The main ward block stood serene and solid, as uncompromisingly black as ever, with the dim squares of its windows showing the silhouettes of heads where nurses and patients peered curiously out to see what was happening. But there was no sign of fire anywhere on its seven floors.
Lucy turned, trying to tell from whence the noise and smell of smoke was coming, and then saw the glow high above the roof of the Nurses’ Home. At least none of the patients were in danger then, for the Private Block too was quiet, and stood well clear of the area in which the fire seemed to be.
But nurses might be in danger.
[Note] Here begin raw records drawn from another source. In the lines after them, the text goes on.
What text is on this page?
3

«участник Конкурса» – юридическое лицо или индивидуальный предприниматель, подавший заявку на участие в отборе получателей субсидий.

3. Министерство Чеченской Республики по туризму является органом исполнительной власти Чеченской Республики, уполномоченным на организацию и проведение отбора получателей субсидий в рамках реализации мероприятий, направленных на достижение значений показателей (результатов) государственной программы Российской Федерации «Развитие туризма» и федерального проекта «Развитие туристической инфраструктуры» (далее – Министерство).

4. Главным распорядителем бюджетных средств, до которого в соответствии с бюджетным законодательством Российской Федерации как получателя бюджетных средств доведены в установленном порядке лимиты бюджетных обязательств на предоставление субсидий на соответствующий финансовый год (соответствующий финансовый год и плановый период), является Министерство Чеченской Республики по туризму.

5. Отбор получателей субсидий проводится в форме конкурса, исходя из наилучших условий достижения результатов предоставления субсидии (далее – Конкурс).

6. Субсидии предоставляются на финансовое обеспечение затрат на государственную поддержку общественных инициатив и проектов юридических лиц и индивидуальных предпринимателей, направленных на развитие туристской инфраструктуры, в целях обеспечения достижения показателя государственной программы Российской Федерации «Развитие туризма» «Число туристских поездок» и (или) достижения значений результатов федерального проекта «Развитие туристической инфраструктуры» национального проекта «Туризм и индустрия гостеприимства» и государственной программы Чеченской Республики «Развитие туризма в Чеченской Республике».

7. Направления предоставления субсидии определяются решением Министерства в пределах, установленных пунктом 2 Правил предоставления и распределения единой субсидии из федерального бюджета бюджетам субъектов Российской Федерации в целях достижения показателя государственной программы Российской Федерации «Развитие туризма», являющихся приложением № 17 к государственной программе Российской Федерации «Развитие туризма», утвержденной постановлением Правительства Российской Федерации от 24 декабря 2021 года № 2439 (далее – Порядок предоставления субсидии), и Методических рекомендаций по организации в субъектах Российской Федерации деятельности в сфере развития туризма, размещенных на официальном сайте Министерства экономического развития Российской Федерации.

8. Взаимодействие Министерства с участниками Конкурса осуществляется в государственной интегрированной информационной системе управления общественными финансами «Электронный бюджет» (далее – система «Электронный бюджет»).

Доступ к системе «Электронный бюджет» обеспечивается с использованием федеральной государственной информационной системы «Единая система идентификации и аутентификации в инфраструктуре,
There were two hundred girls living in that building, and it was reasonable to suppose that at least a hundred of them were in it right now, for it was past ten o’clock, and junior nurses weren’t allowed out after half past ten anyway.
Lucy felt sick as she thought of the building, of the way it was hemmed in by the administrative office block and the Path lab and Pharmacy, of the narrow iron fire escapes that twisted round the face of the building and the way it alarmed one to use them even for a practice. And now it was the real thing.
It was her turn now to grab Barney’s hand and pull him after her as she ran headlong across the broad courtyard towards the garden and the Nurses’ Home. She didn’t know why she did it, but she had to keep him with her, couldn’t possibly have made her way there alone.